Enseigner, c'est offrir une partie de soi.

On n'enseigne pas ce que l'on sait ou ce que l'on croit savoir : on n'enseigne et on ne peut enseigner que ce que l'on est. - Jean Jaurès

dimanche 28 mars 2010

Le cognitivisme, ou l’apprentissage par découverte.

Dans le cadre de notre formation universitaire, nous avions à suivre le cours FPE 2250, Développement intégral de l’enfant et épistémologie de l’éducation, où nous avons étudié les différents modèles pédagogiques qui façonnent l’enseignement. Bien que l’humanisme soit le courant le plus près de mes valeurs, j’ai trouvé de nombreux éléments intéressants dans le béhaviorisme et le cognitivisme qui m’aident à affirmer mes valeurs d’enseignants.

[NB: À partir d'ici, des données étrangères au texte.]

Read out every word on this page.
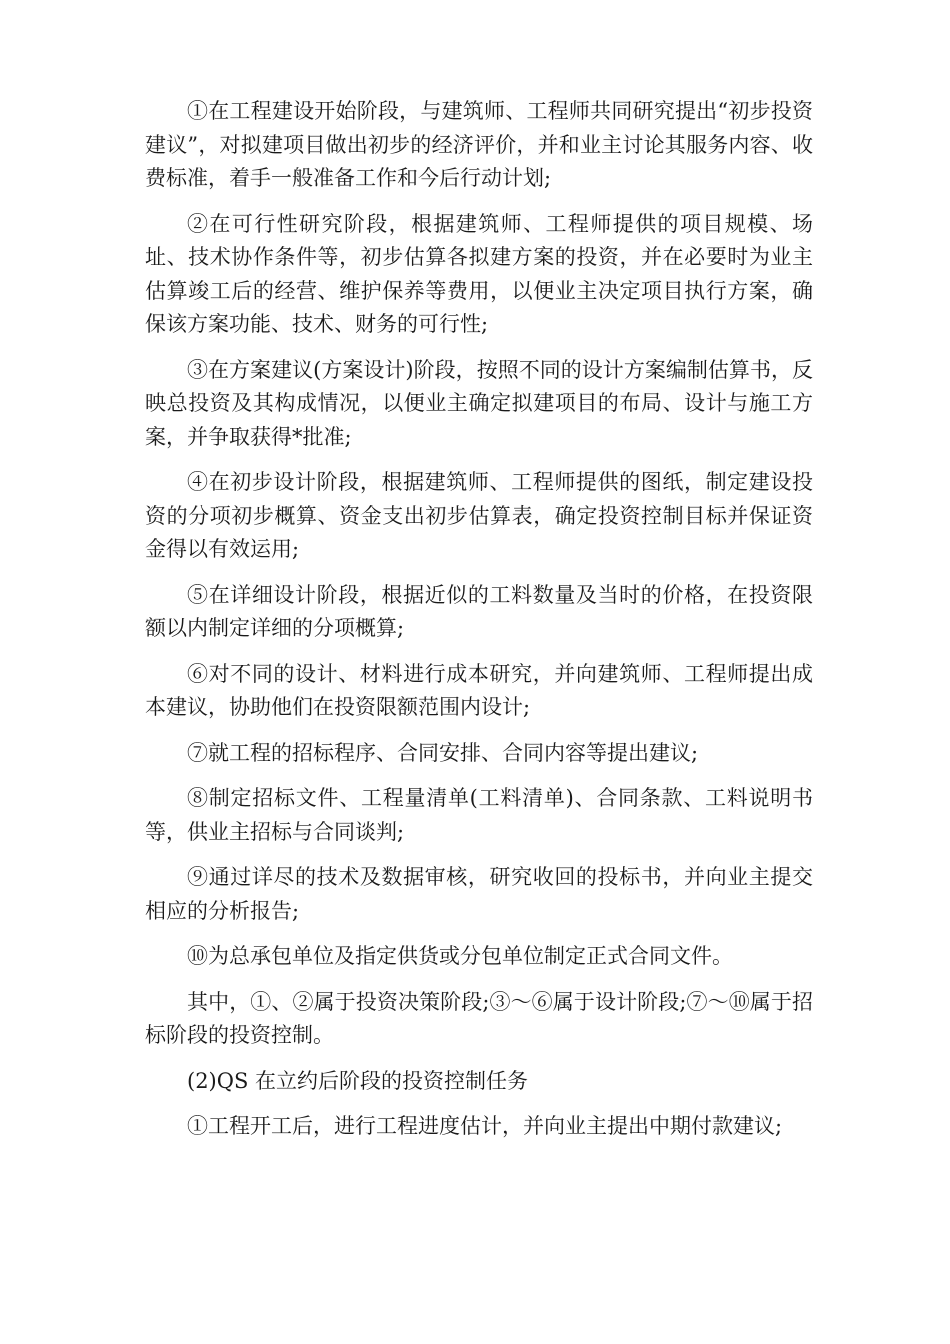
①在工程建设开始阶段，与建筑师、工程师共同研究提出“初步投资建议”，对拟建项目做出初步的经济评价，并和业主讨论其服务内容、收费标准，着手一般准备工作和今后行动计划;

②在可行性研究阶段，根据建筑师、工程师提供的项目规模、场址、技术协作条件等，初步估算各拟建方案的投资，并在必要时为业主估算竣工后的经营、维护保养等费用，以便业主决定项目执行方案，确保该方案功能、技术、财务的可行性;

③在方案建议(方案设计)阶段，按照不同的设计方案编制估算书，反映总投资及其构成情况，以便业主确定拟建项目的布局、设计与施工方案，并争取获得*批准;

④在初步设计阶段，根据建筑师、工程师提供的图纸，制定建设投资的分项初步概算、资金支出初步估算表，确定投资控制目标并保证资金得以有效运用;

⑤在详细设计阶段，根据近似的工料数量及当时的价格，在投资限额以内制定详细的分项概算;

⑥对不同的设计、材料进行成本研究，并向建筑师、工程师提出成本建议，协助他们在投资限额范围内设计;

⑦就工程的招标程序、合同安排、合同内容等提出建议;

⑧制定招标文件、工程量清单(工料清单)、合同条款、工料说明书等，供业主招标与合同谈判;

⑨通过详尽的技术及数据审核，研究收回的投标书，并向业主提交相应的分析报告;

⑩为总承包单位及指定供货或分包单位制定正式合同文件。

其中，①、②属于投资决策阶段;③～⑥属于设计阶段;⑦～⑩属于招标阶段的投资控制。

(2)QS 在立约后阶段的投资控制任务

①工程开工后，进行工程进度估计，并向业主提出中期付款建议;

Le cognitivisme, dont l’orientation pédagogique est de construire (savoir-faire), est de nature puérocentriste où l’enfant est au cœur de ses apprentissages. Selon le courant cognitiviste, dont Piaget (1896-1980) est un des principaux penseurs, la connaissance ne vient ni du sujet, ni de l’objet, mais de la relation entre les deux. Cette interaction entre le sujet et l’objet, qui est à la base de l’apprentissage selon le cognitivisme évolue durant 4 stades de développement : 1- stade sensorimoteur de 0 à 2 ans, 2- stade représentatif de 3 à 6 ans, 3- stade opératoire de 7 à 11 ans, 4- stade formel à partir de 11 ans et plus.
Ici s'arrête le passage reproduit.